Some NBA players are better financial managers than others. It is also not uncommon to hear stories of NBA players going from millionaires to bankrupt. This problem is primarily the result of a lack of sound financial advice or poor management.
It’s a situation that Boston Celtics star Jayson Tatum is all too familiar with. He made a deal with his mother not to touch his earnings in order to avoid becoming financially illiterate like others before him. Tatum signed a five-year, $195 million contract extension with the Boston Celtics in 2020.
Tatum recently appeared on Graham Bessinger’s podcast to discuss his financial management. He revealed that he made a deal with his mother not to touch his Boston Celtics earnings. He claims he survives on endorsements rather than his salary as a Celtics player.
“We had a deal before I got drafted that I couldn’t spend the money I make from the Celtics, that I have to live off my endorsements,” Tatum told Bessinger. “Her and my accountant agreed. They didn’t know that I’d make as much as I did off the court. So in my mind, I gotta spend that money.”
Speaking on her son’s spending habits, Brandy Cole said Tatum, like any other NBA player, likes nice things like watches, and sometimes she can’t say no. However, she ensures his spending is no way out of budget.
“Jason likes nice things. He likes nice watches. Technically, I can’t say no right? But, I’m the one that processes all the wires and gets receipts and then ensures everything and stuff like that. So he’s always coming.
“I can tell on his face when he walks in my office that there’s about to be a wire.

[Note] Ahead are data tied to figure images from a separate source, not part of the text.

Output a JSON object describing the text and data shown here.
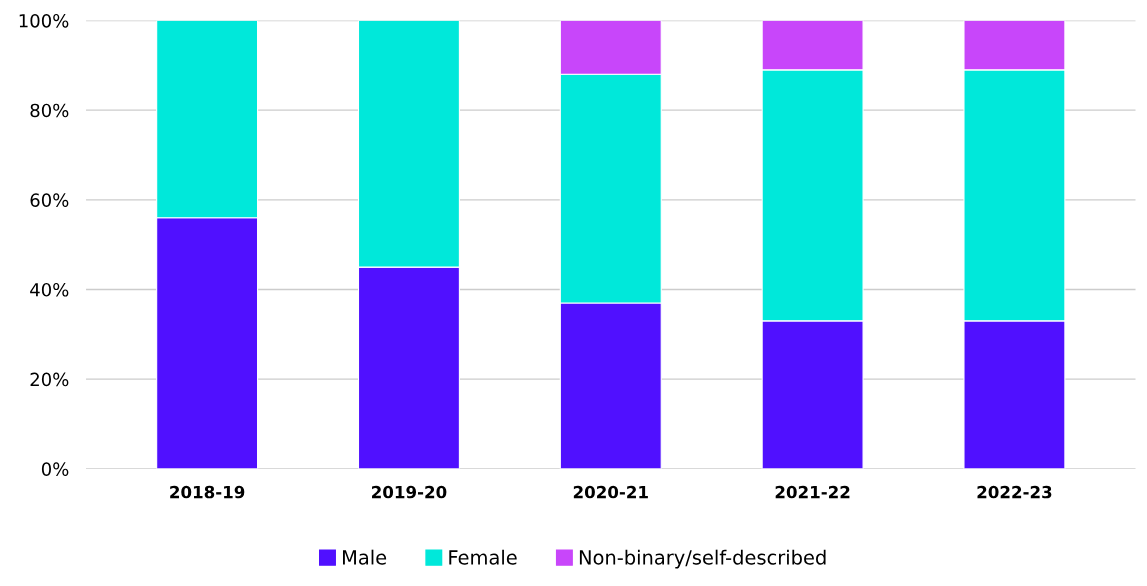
{
  "chart_data": {
    "type": "bar",
    "stacked": true,
    "categories": [
      "2018-19",
      "2019-20",
      "2020-21",
      "2021-22",
      "2022-23"
    ],
    "series": [
      {
        "name": "Male",
        "color": "#5010ff",
        "values": [
          56,
          45,
          37,
          33,
          33
        ]
      },
      {
        "name": "Female",
        "color": "#00e8da",
        "values": [
          44,
          55,
          51,
          56,
          56
        ]
      },
      {
        "name": "Non-binary/self-described",
        "color": "#c846fa",
        "values": [
          null,
          null,
          12,
          11,
          11
        ]
      }
    ],
    "ylim": [
      0,
      100
    ],
    "yticks": [
      {
        "value": 0,
        "label": "0%"
      },
      {
        "value": 20,
        "label": "20%"
      },
      {
        "value": 40,
        "label": "40%"
      },
      {
        "value": 60,
        "label": "60%"
      },
      {
        "value": 80,
        "label": "80%"
      },
      {
        "value": 100,
        "label": "100%"
      }
    ],
    "grid": "y",
    "legend": "bottom"
  }
}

It’s just this expression on his face and I know exactly what it means that I need to send someone some money. He’s already picked something out. When [Jayson] tells me sometime the price, I’m like, What does this watch do? And he’s like, ‘But it’s not the Celtic money.’ And that’s his little running joke,” Cole explained.
Cole’s approach to Tatum’s finances is informed by the fact that she was financially challenged while raising her son. According to her, she never had even $100 to put away as savings.
“So, in some ways, we had to learn a lot. But I think, for the most part, just we’re not that far removed from living check to check and he knows what he never wants to go back to,” she said.